Over the weekend we had some problems with EC2 in which some instances could not be connected to via a network. This happened to us for a Nginx load balancing server on Friday and a database master on Saturday for two different web services. Several posts in the forums also indicated similar problems though rebooting the instance did not work for us. Bitbucket also went down on Saturday which I assume is related. I figured I would document what happened as Amazon didn’t release any information about it over the weekend and it wasn’t immediately clear what we should do but it turned out to be fastest for us to replace the offending instance.

Connecting via ssh or any other means was impossible. Manipulating the instance via the dashboard seemed to work but connecting via ssh internally or externally was impossible rendering the instance useless. This situation continued indefinitely as the instances in question were never restored to the network.

We ultimately decided to replace our instances with new ones using the same image and migrating the data on them to the new instance. This required several hours of downtime for both sites. Migrating the data and getting MySQL replication restarted for the database master was particularly annoying. The EBS volume holding the data could not be detached (I assume) because it was still mounted to the offending instance. I attempted to shut down the instance to get it to unmount the drive but this didn’t work either as the instance got stuck (and is still stuck as of this writing) in a “shutting down” state. This meant that I couldn’t reattach the volume to another instance.

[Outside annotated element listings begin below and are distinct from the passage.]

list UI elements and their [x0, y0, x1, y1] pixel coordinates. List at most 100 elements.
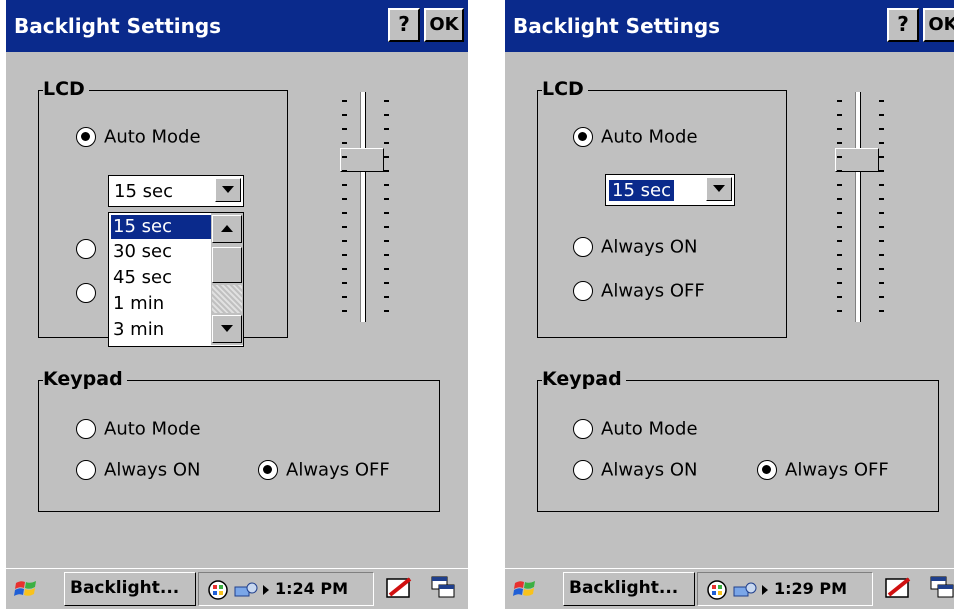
- keypad-always-on-radio[interactable]: Always ON: [573, 459, 697, 481]
- ok-button[interactable]: OK: [923, 8, 954, 42]
- radio-unchecked-icon: [76, 283, 96, 303]
- keypad-group: Keypad: [537, 366, 939, 512]
- radio-label: Always OFF: [601, 280, 705, 302]
- windows-flag-icon[interactable]: [14, 577, 38, 601]
- dropdown-arrow-button[interactable]: [706, 177, 732, 201]
- scroll-up-button[interactable]: [212, 215, 242, 243]
- dropdown-arrow-button[interactable]: [215, 178, 241, 202]
- chevron-down-icon: [221, 325, 233, 332]
- slider-tick: [342, 170, 347, 172]
- keypad-always-off-radio[interactable]: Always OFF: [258, 459, 390, 481]
- slider-tick: [837, 170, 842, 172]
- connection-icon[interactable]: [233, 579, 259, 601]
- keypad-auto-mode-radio[interactable]: Auto Mode: [76, 418, 201, 440]
- lcd-always-off-radio[interactable]: Always OFF: [573, 280, 705, 302]
- slider-tick: [837, 254, 842, 256]
- lcd-always-on-radio[interactable]: [76, 238, 104, 259]
- switch-windows-icon[interactable]: [430, 575, 458, 601]
- slider-tick: [384, 198, 389, 200]
- keypad-always-off-radio[interactable]: Always OFF: [757, 459, 889, 481]
- slider-thumb[interactable]: [340, 147, 384, 172]
- connection-icon[interactable]: [732, 579, 758, 601]
- keypad-group-label: Keypad: [542, 366, 626, 392]
- radio-label: Auto Mode: [601, 418, 698, 440]
- lcd-brightness-slider[interactable]: [819, 92, 899, 324]
- keypad-group-label: Keypad: [43, 366, 127, 392]
- slider-tick: [879, 184, 884, 186]
- dropdown-option[interactable]: 1 min: [111, 292, 211, 316]
- expand-arrow-icon[interactable]: [263, 585, 269, 595]
- dropdown-scrollbar[interactable]: [211, 213, 243, 345]
- slider-tick: [342, 198, 347, 200]
- windows-flag-icon[interactable]: [513, 577, 537, 601]
- backlight-dialog-left: Backlight Settings ? OK LCD Auto Mode 15…: [6, 0, 468, 609]
- dropdown-option[interactable]: 45 sec: [111, 266, 211, 290]
- slider-tick: [879, 254, 884, 256]
- chevron-up-icon: [221, 225, 233, 232]
- slider-tick: [879, 114, 884, 116]
- help-button[interactable]: ?: [887, 8, 919, 42]
- radio-unchecked-icon: [573, 460, 593, 480]
- slider-tick: [342, 296, 347, 298]
- slider-thumb[interactable]: [835, 147, 879, 172]
- slider-tick: [384, 156, 389, 158]
- help-button[interactable]: ?: [388, 8, 420, 42]
- radio-label: Always ON: [601, 236, 698, 258]
- lcd-always-on-radio[interactable]: Always ON: [573, 236, 697, 258]
- slider-tick: [837, 100, 842, 102]
- task-button-backlight[interactable]: Backlight...: [563, 572, 695, 606]
- switch-windows-icon[interactable]: [929, 575, 954, 601]
- slider-tick: [837, 240, 842, 242]
- dropdown-option[interactable]: 30 sec: [111, 240, 211, 264]
- lcd-brightness-slider[interactable]: [324, 92, 404, 324]
- slider-tick: [879, 142, 884, 144]
- slider-tick: [879, 268, 884, 270]
- dropdown-option[interactable]: 3 min: [111, 318, 211, 342]
- slider-tick: [342, 310, 347, 312]
- slider-track: [855, 92, 861, 322]
- chevron-down-icon: [713, 185, 725, 192]
- radio-label: Auto Mode: [104, 418, 201, 440]
- scroll-thumb[interactable]: [212, 247, 242, 283]
- lcd-auto-mode-radio[interactable]: Auto Mode: [76, 126, 201, 148]
- slider-tick: [879, 310, 884, 312]
- slider-tick: [384, 310, 389, 312]
- sip-keyboard-icon[interactable]: [384, 575, 414, 601]
- network-icon[interactable]: [207, 579, 229, 601]
- keypad-auto-mode-radio[interactable]: Auto Mode: [573, 418, 698, 440]
- lcd-timeout-combobox[interactable]: 15 sec: [108, 175, 244, 207]
- slider-tick: [342, 282, 347, 284]
- slider-tick: [837, 296, 842, 298]
- slider-tick: [342, 142, 347, 144]
- slider-tick: [384, 226, 389, 228]
- expand-arrow-icon[interactable]: [762, 585, 768, 595]
- ok-button[interactable]: OK: [424, 8, 464, 42]
- clock[interactable]: 1:29 PM: [774, 579, 847, 598]
- slider-tick: [342, 156, 347, 158]
- radio-label: Always OFF: [286, 459, 390, 481]
- lcd-always-off-radio[interactable]: [76, 282, 104, 303]
- sip-keyboard-icon[interactable]: [883, 575, 913, 601]
- network-icon[interactable]: [706, 579, 728, 601]
- radio-label: Always OFF: [785, 459, 889, 481]
- radio-label: Auto Mode: [104, 126, 201, 148]
- slider-tick: [879, 282, 884, 284]
- slider-tick: [384, 282, 389, 284]
- slider-tick: [384, 170, 389, 172]
- slider-tick: [837, 226, 842, 228]
- slider-tick: [384, 240, 389, 242]
- lcd-auto-mode-radio[interactable]: Auto Mode: [573, 126, 698, 148]
- scroll-track[interactable]: [212, 285, 242, 313]
- clock[interactable]: 1:24 PM: [275, 579, 348, 598]
- lcd-group-label: LCD: [43, 76, 89, 102]
- slider-tick: [879, 128, 884, 130]
- slider-tick: [342, 114, 347, 116]
- window-title: Backlight Settings: [513, 14, 721, 38]
- dropdown-option[interactable]: 15 sec: [111, 215, 211, 239]
- task-button-backlight[interactable]: Backlight...: [64, 572, 196, 606]
- scroll-down-button[interactable]: [212, 315, 242, 343]
- slider-track: [360, 92, 366, 322]
- keypad-always-on-radio[interactable]: Always ON: [76, 459, 200, 481]
- radio-checked-icon: [757, 460, 777, 480]
- lcd-timeout-combobox[interactable]: 15 sec: [605, 174, 735, 206]
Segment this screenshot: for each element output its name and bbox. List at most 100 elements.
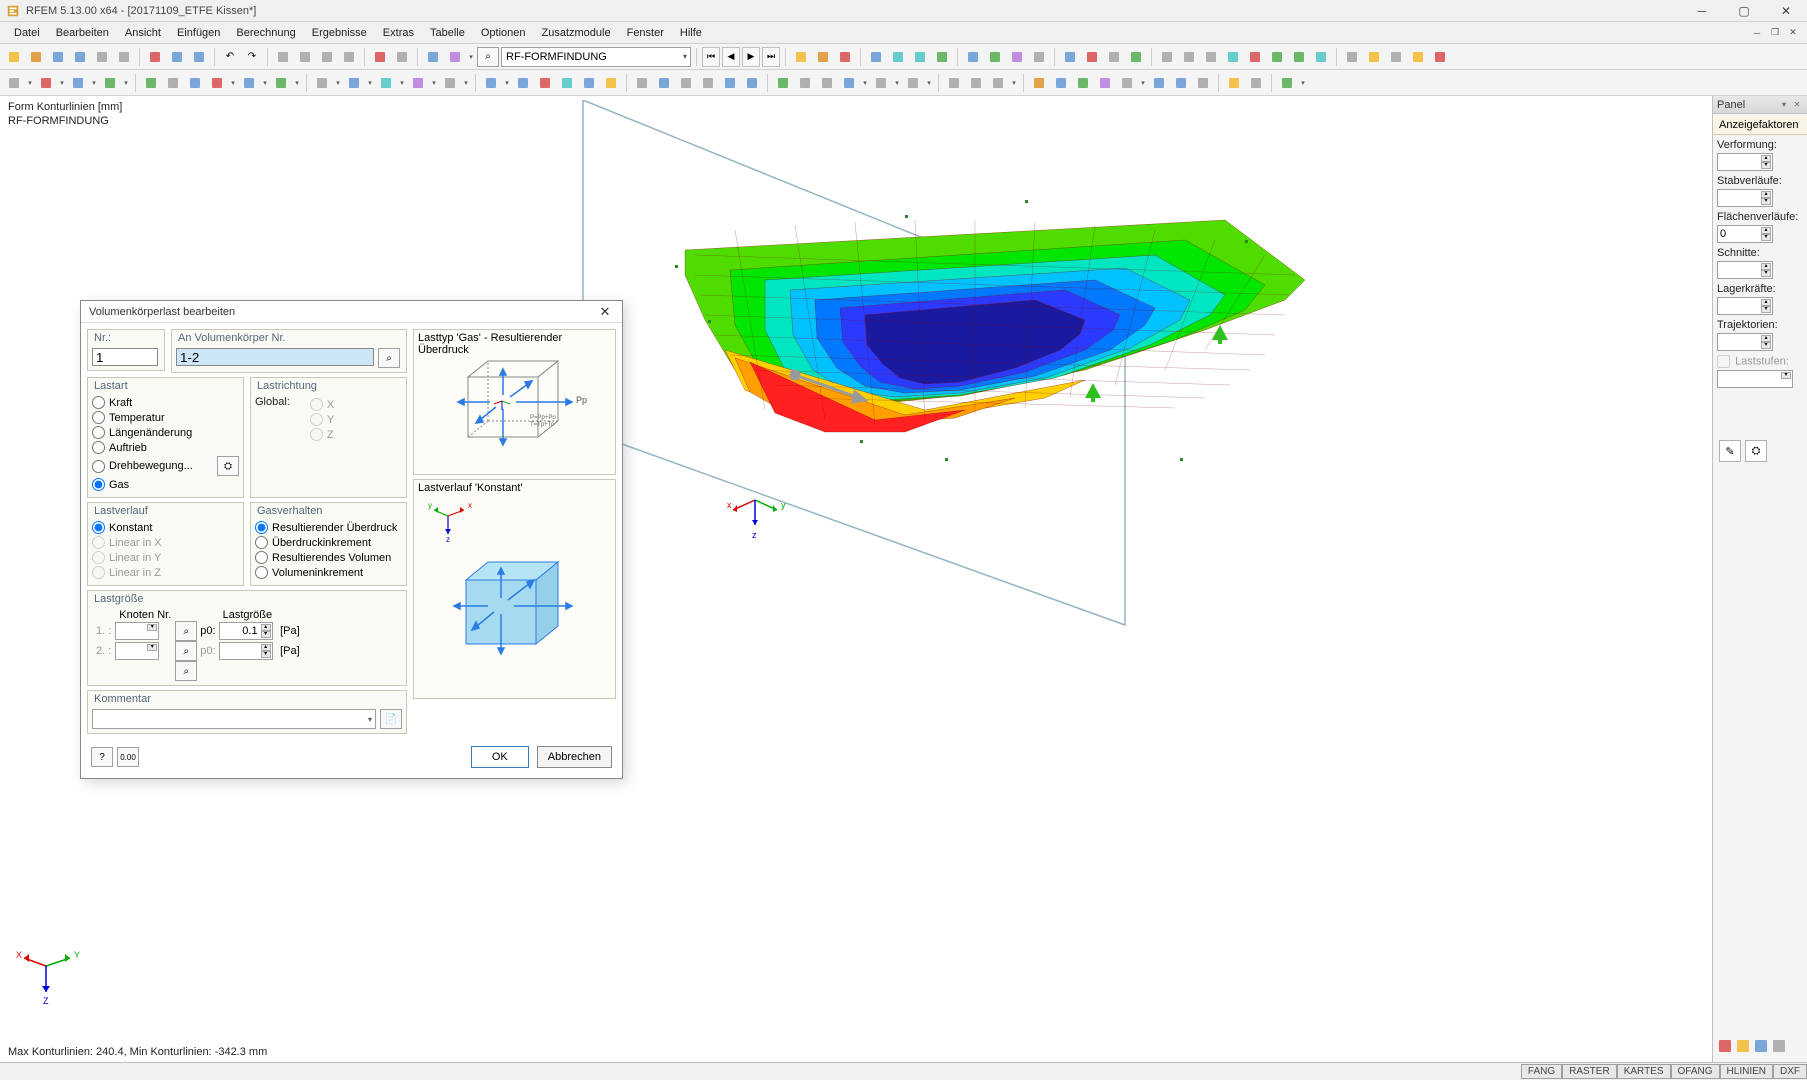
pick-knoten2-button[interactable]: ⌕ xyxy=(175,641,197,661)
tb-r1[interactable] xyxy=(791,47,811,67)
td-i1[interactable] xyxy=(1224,73,1244,93)
tb-i2[interactable] xyxy=(295,47,315,67)
menu-berechnung[interactable]: Berechnung xyxy=(228,24,303,42)
menu-ergebnisse[interactable]: Ergebnisse xyxy=(304,24,375,42)
menu-einfuegen[interactable]: Einfügen xyxy=(169,24,228,42)
tb-r26[interactable] xyxy=(1386,47,1406,67)
td-h8[interactable] xyxy=(1193,73,1213,93)
td-ddb3[interactable]: ▾ xyxy=(293,79,301,87)
tb-r9[interactable] xyxy=(985,47,1005,67)
panel-tab4-icon[interactable] xyxy=(1773,1040,1787,1054)
td-ddc4[interactable]: ▾ xyxy=(430,79,438,87)
tb-r8[interactable] xyxy=(963,47,983,67)
tb-i6[interactable] xyxy=(392,47,412,67)
menu-hilfe[interactable]: Hilfe xyxy=(672,24,710,42)
spin-trajektorien[interactable]: ▴▾ xyxy=(1717,333,1773,351)
tb-r21[interactable] xyxy=(1267,47,1287,67)
radio-drehbewegung[interactable] xyxy=(92,460,105,473)
module-combo[interactable]: RF-FORMFINDUNG xyxy=(501,47,691,67)
tb-r15[interactable] xyxy=(1126,47,1146,67)
status-ofang[interactable]: OFANG xyxy=(1671,1064,1720,1079)
td-i2[interactable] xyxy=(1246,73,1266,93)
close-button[interactable]: ✕ xyxy=(1765,0,1807,22)
nav-last[interactable]: ⏭ xyxy=(762,47,780,67)
menu-optionen[interactable]: Optionen xyxy=(473,24,534,42)
td-dd1[interactable]: ▾ xyxy=(26,79,34,87)
panel-tab2-icon[interactable] xyxy=(1737,1040,1751,1054)
tb-new[interactable] xyxy=(4,47,24,67)
td-ddf2[interactable]: ▾ xyxy=(893,79,901,87)
spin-schnitte[interactable]: ▴▾ xyxy=(1717,261,1773,279)
td-h2[interactable] xyxy=(1051,73,1071,93)
td-h6[interactable] xyxy=(1149,73,1169,93)
td-dd4[interactable]: ▾ xyxy=(122,79,130,87)
tb-paste[interactable] xyxy=(189,47,209,67)
tb-r5[interactable] xyxy=(888,47,908,67)
tb-r11[interactable] xyxy=(1029,47,1049,67)
radio-gas-inkrement[interactable] xyxy=(255,536,268,549)
tb-r24[interactable] xyxy=(1342,47,1362,67)
td-ddb2[interactable]: ▾ xyxy=(261,79,269,87)
spin-verformung[interactable]: ▴▾ xyxy=(1717,153,1773,171)
pick-volume-button[interactable]: ⌕ xyxy=(378,348,400,368)
cancel-button[interactable]: Abbrechen xyxy=(537,746,612,768)
td-d4[interactable] xyxy=(557,73,577,93)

I was eventually able to take a consistent snapshot from the master since it only held MySQL data and wasn’t being written to at the time. If it had log data or other data on it, I probably wouldn’t have been able to take a consistent snapshot. If I wasn’t able to take a snapshot I would have had to take data from one of the slaves which were in different stages of replication (their replication log positions were different) or used a daily backup. Neither of which felt good. Daily backup means loosing the day’s worth of data which sucks. I eventually discarded the replicated data which was at various positions and took the safe route and copied it from the master.

I created new volumes based on the snapshot for each slave and attached them, ran RESET MASTER to reset the binary log data, ran CHANGE MASTER on the slaves to reset the binary log position and master server host, and then eventually SLAVE START to restart replication.

This episode makes me rethink EC2 as a provider. They still provide the best virtualization service for the money but not being able to connect to the instances directly via a console in emergencies like you would be able to if you had your own Xen server is frustrating. There is no way of knowing the state of the dead server. The forums are pretty much useless for time sensitive issues, and it’s hard to consider paying Amazon for a support plan when their service is acting up.